ウクライナ外務省、被占領下クリミア・ドンバスでの軍事パレード開催につきロシアに抗議

ウクライナ外務省は、5月24日にロシア連邦が被占領下にあるクリミア、セヴァストーポリ、ドネツィク、ルハンシクにて軍事パレードを実行したことにつき抗議の口上書を送付した。

25日、外務省広報室が声明を発表した

声明には、6月24日にロシア連邦がウクライナの同意を得ずに一時的被占領下にあるクリミア自治共和国、セヴァストーポリ市、ドネツィク市、ルハンシク市にて戦勝記念の軍事パレードを実施したことを、ウクライナは「ウクライナ国内法と、2014年3月27日付国連総会決議А/Res/68/262『ウクライナ領土一体性』を含む、国際法の規範に対するロシアによる明白な軽視とみなしている」と書かれている。

また、外務省は、今回の行動は、ロシア連邦がウクライナ・ロシア関係の緊張を更に高めようとしており、自らの軍事侵略とウクライナ領占領により発生した問題の解決を望んでいないことを改めて示すものだと強調している。

更に声明には、ロシア連邦の占領下にあるドネツィク市とルハンシク市にて「軍事パレード」が実施された際、155ミリ口径榴弾砲2A65ムスタ-B、122ミリ口径榴弾砲2C1グヴォズディカ、122ミリ口径自走多連装ロケット砲BM-21グラート等の兵器が披露されたが、これらはロシアが署名し、当事者となっているミンスク諸合意への著しい義務違反であると指摘されている。

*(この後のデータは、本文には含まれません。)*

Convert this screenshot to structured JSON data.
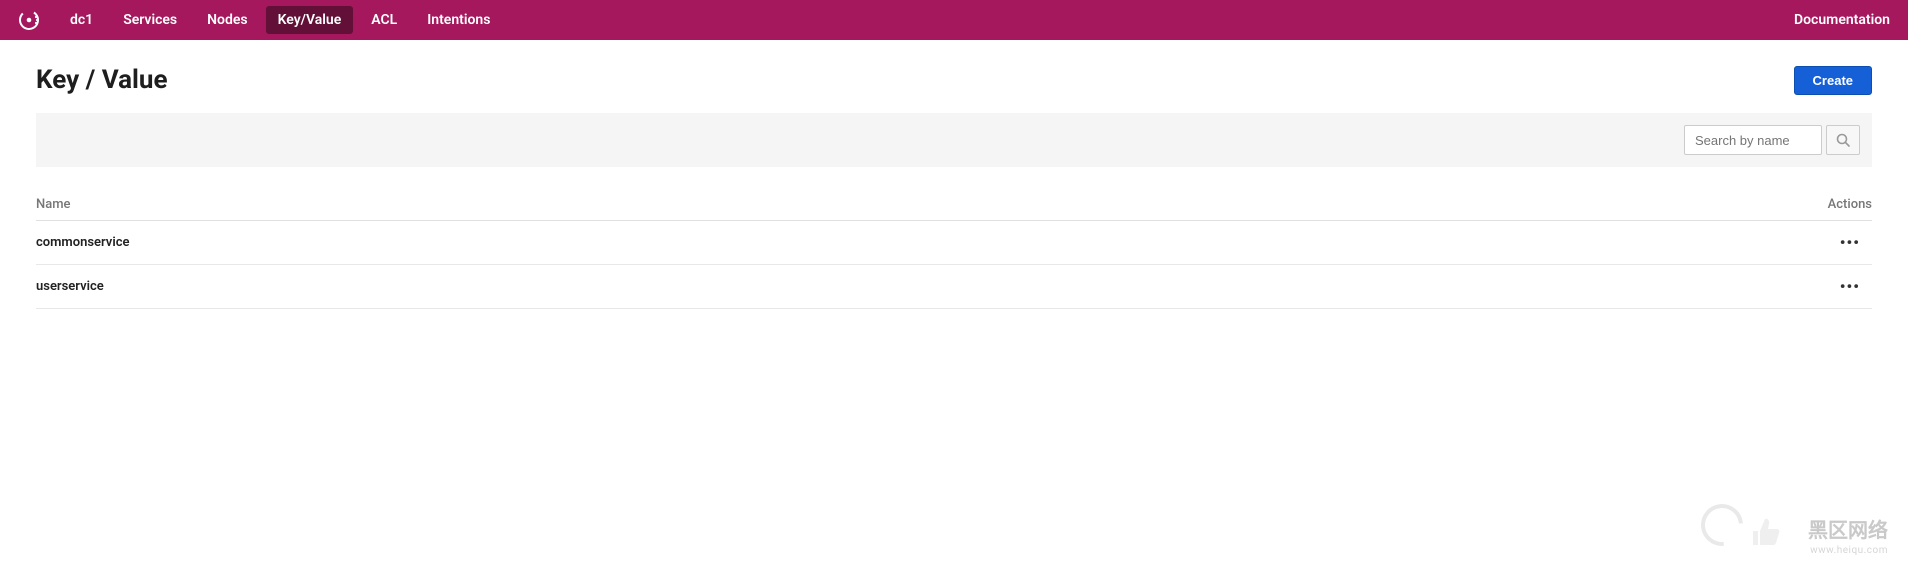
{
  "nav": {
    "datacenter": "dc1",
    "items": [
      {
        "label": "Services",
        "active": false
      },
      {
        "label": "Nodes",
        "active": false
      },
      {
        "label": "Key/Value",
        "active": true
      },
      {
        "label": "ACL",
        "active": false
      },
      {
        "label": "Intentions",
        "active": false
      }
    ],
    "documentation": "Documentation"
  },
  "page": {
    "title": "Key / Value",
    "create_label": "Create"
  },
  "search": {
    "placeholder": "Search by name"
  },
  "table": {
    "header_name": "Name",
    "header_actions": "Actions",
    "rows": [
      {
        "name": "commonservice"
      },
      {
        "name": "userservice"
      }
    ]
  },
  "watermark": {
    "text": "黑区网络",
    "sub": "www.heiqu.com"
  }
}
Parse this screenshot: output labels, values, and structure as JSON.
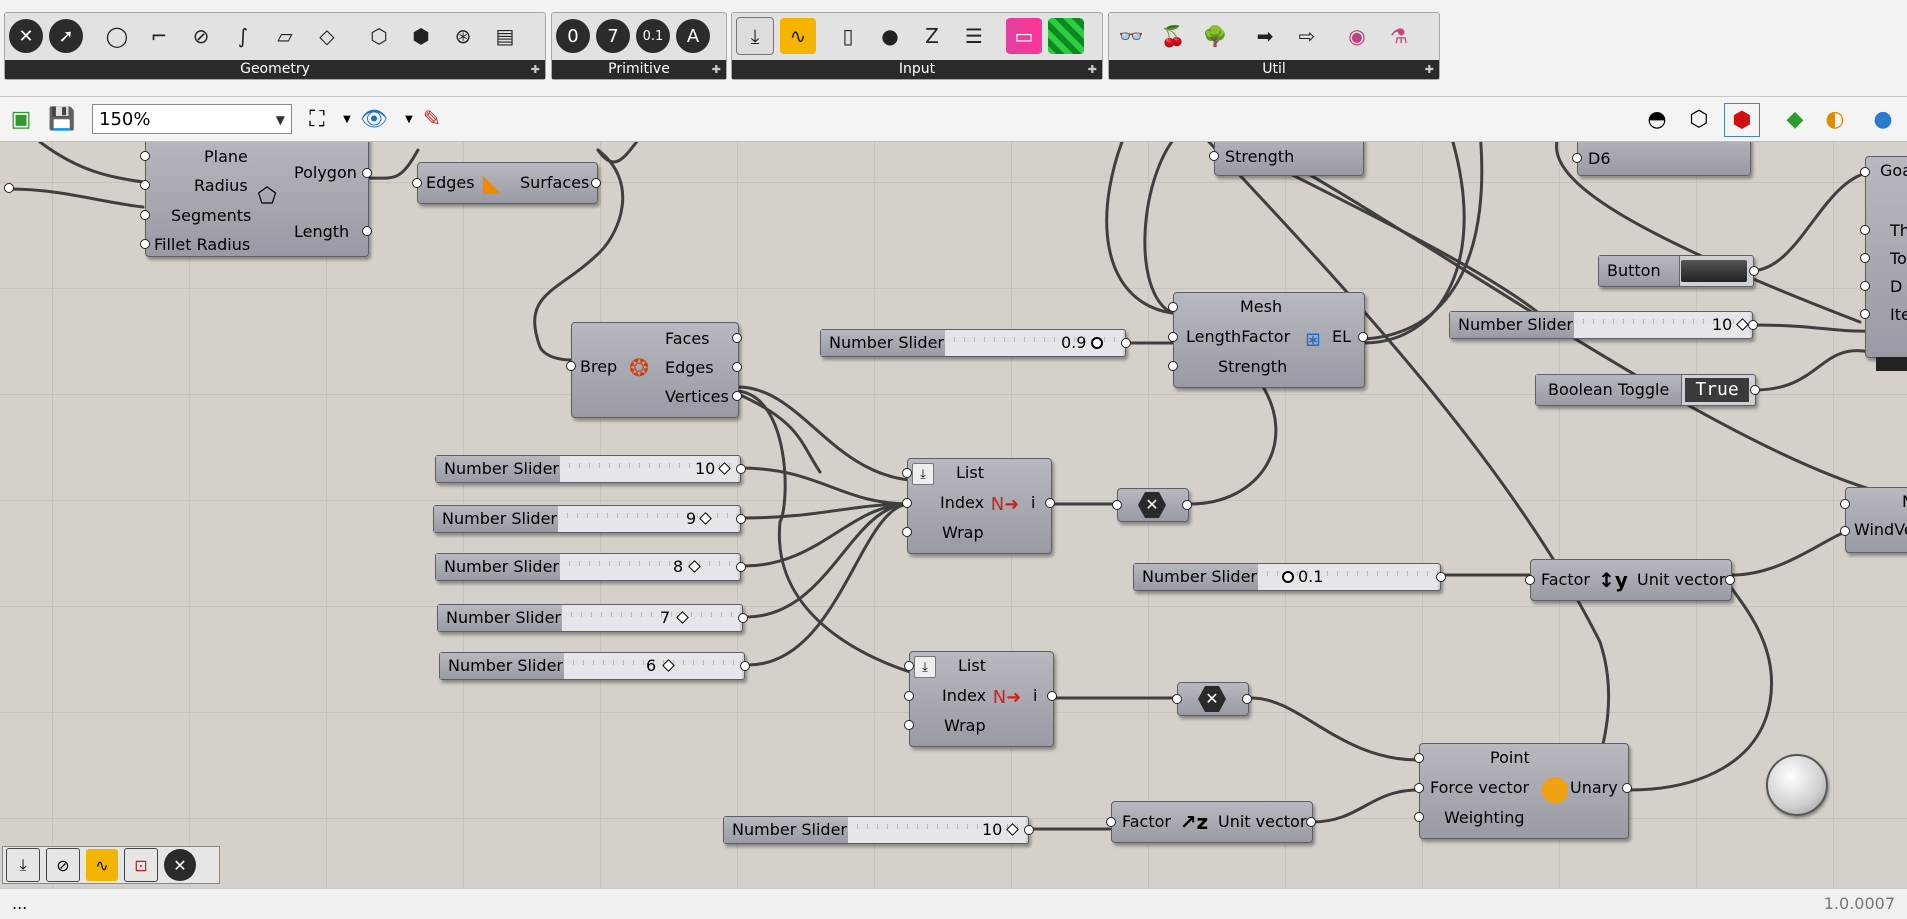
{
  "ribbon": {
    "groups": [
      {
        "label": "Geometry",
        "icons": [
          "close-icon",
          "arrow-icon",
          "circle-icon",
          "polyline-icon",
          "ellipse-icon",
          "curve-icon",
          "rectangle-icon",
          "polygon-icon",
          "box-icon",
          "sphere-icon",
          "mesh-icon",
          "surface-icon"
        ]
      },
      {
        "label": "Primitive",
        "icons": [
          "zero-icon",
          "integer-icon",
          "number-icon",
          "text-icon"
        ]
      },
      {
        "label": "Input",
        "icons": [
          "download-icon",
          "graph-icon",
          "toggle-icon",
          "circle-button-icon",
          "slider-icon",
          "list-icon",
          "gradient-icon",
          "color-swatch-icon"
        ]
      },
      {
        "label": "Util",
        "icons": [
          "glasses-icon",
          "cherry-icon",
          "tree-icon",
          "arrow-right-icon",
          "arrow-outline-icon",
          "particle-icon",
          "flask-icon"
        ]
      }
    ],
    "primitive_glyphs": [
      "0",
      "7",
      "0.1",
      "A"
    ]
  },
  "toolbar": {
    "zoom": "150%"
  },
  "canvas": {
    "polygon_node": {
      "inputs": [
        "Plane",
        "Radius",
        "Segments",
        "Fillet Radius"
      ],
      "outputs": [
        "Polygon",
        "Length"
      ]
    },
    "boundary_node": {
      "input": "Edges",
      "output": "Surfaces"
    },
    "deconstruct_node": {
      "input": "Brep",
      "outputs": [
        "Faces",
        "Edges",
        "Vertices"
      ]
    },
    "strength_top": "Strength",
    "d6_label": "D6",
    "goal_partial": [
      "Goal",
      "Th",
      "To",
      "D",
      "Ite"
    ],
    "windvec_partial": [
      "M",
      "WindVe"
    ],
    "length_node": {
      "inputs": [
        "Mesh",
        "LengthFactor",
        "Strength"
      ],
      "output": "EL"
    },
    "button": {
      "label": "Button"
    },
    "slider_top_right": {
      "label": "Number Slider",
      "value": "10"
    },
    "boolean_toggle": {
      "label": "Boolean Toggle",
      "value": "True"
    },
    "slider_09": {
      "label": "Number Slider",
      "value": "0.9"
    },
    "sliders_left": [
      {
        "label": "Number Slider",
        "value": "10"
      },
      {
        "label": "Number Slider",
        "value": "9"
      },
      {
        "label": "Number Slider",
        "value": "8"
      },
      {
        "label": "Number Slider",
        "value": "7"
      },
      {
        "label": "Number Slider",
        "value": "6"
      }
    ],
    "list_item_1": {
      "inputs": [
        "List",
        "Index",
        "Wrap"
      ],
      "output": "i"
    },
    "list_item_2": {
      "inputs": [
        "List",
        "Index",
        "Wrap"
      ],
      "output": "i"
    },
    "slider_01": {
      "label": "Number Slider",
      "value": "0.1"
    },
    "unit_y": {
      "input": "Factor",
      "output": "Unit vector"
    },
    "unit_z": {
      "input": "Factor",
      "output": "Unit vector"
    },
    "slider_bottom": {
      "label": "Number Slider",
      "value": "10"
    },
    "unary_node": {
      "inputs": [
        "Point",
        "Force vector",
        "Weighting"
      ],
      "output": "Unary"
    }
  },
  "status": {
    "left": "...",
    "version": "1.0.0007"
  }
}
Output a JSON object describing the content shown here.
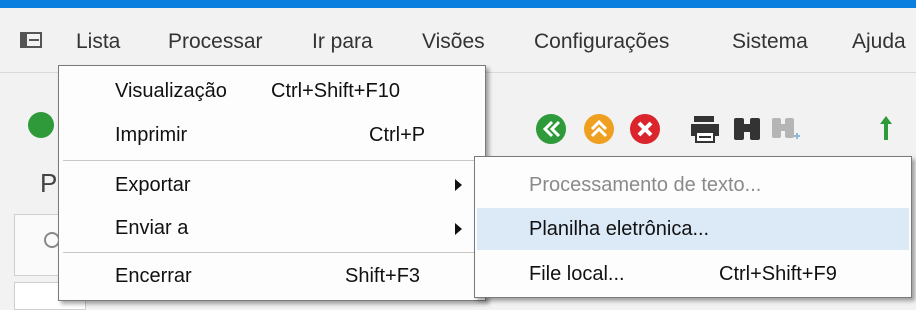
{
  "menubar": {
    "items": [
      {
        "label": "Lista"
      },
      {
        "label": "Processar"
      },
      {
        "label": "Ir para"
      },
      {
        "label": "Visões"
      },
      {
        "label": "Configurações"
      },
      {
        "label": "Sistema"
      },
      {
        "label": "Ajuda"
      }
    ]
  },
  "lista_menu": {
    "items": [
      {
        "label": "Visualização",
        "shortcut": "Ctrl+Shift+F10"
      },
      {
        "label": "Imprimir",
        "shortcut": "Ctrl+P"
      },
      {
        "label": "Exportar",
        "shortcut": ""
      },
      {
        "label": "Enviar a",
        "shortcut": ""
      },
      {
        "label": "Encerrar",
        "shortcut": "Shift+F3"
      }
    ]
  },
  "exportar_submenu": {
    "items": [
      {
        "label": "Processamento de texto...",
        "shortcut": "",
        "disabled": true
      },
      {
        "label": "Planilha eletrônica...",
        "shortcut": "",
        "highlighted": true
      },
      {
        "label": "File local...",
        "shortcut": "Ctrl+Shift+F9"
      }
    ]
  },
  "background": {
    "peek_title_letter": "P"
  },
  "colors": {
    "accent": "#0a7fe0",
    "highlight": "#dce9f7",
    "back": "#2f9a3a",
    "exit": "#f0a020",
    "cancel": "#d9252b"
  },
  "toolbar": {
    "icons": [
      "back-icon",
      "exit-icon",
      "cancel-icon",
      "print-icon",
      "find-icon",
      "find-next-icon",
      "sort-icon"
    ]
  }
}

具体的には、2015年2月12日付「ミンスク両合意履行のための方策パッケージ」第2項と、戦車、特定口径の榴弾砲、迫撃砲の撤収に関する同方策パッケージへの追加文書第2項に関する違反だと説明されている。

また、外務省は、今回のロシアによる占領下クリミア・セヴァストーポリでの軍事パレードの実施は、同国によるクリミア軍事化政策の一環だと指摘した。

ウクライナ外務省は、ロシア連邦に対して、ウクライナの主権・領土一体性に対する国際法違反行為を速やかに停止するとともに、自国軍、兵器、傭兵の撤退を含む、ウクライナ主権領土の一部の脱占領を進める方策をとるよう要求している。外務省は、ロシア外務省に対して関連の抗議の口上書を送付したと伝えた。

なお、ロシア連邦は、例年5月9日に実施している対独戦勝記念式典を、今年は新型コロナウイルス感染の拡大を受け、6月24日に延期して開催していた。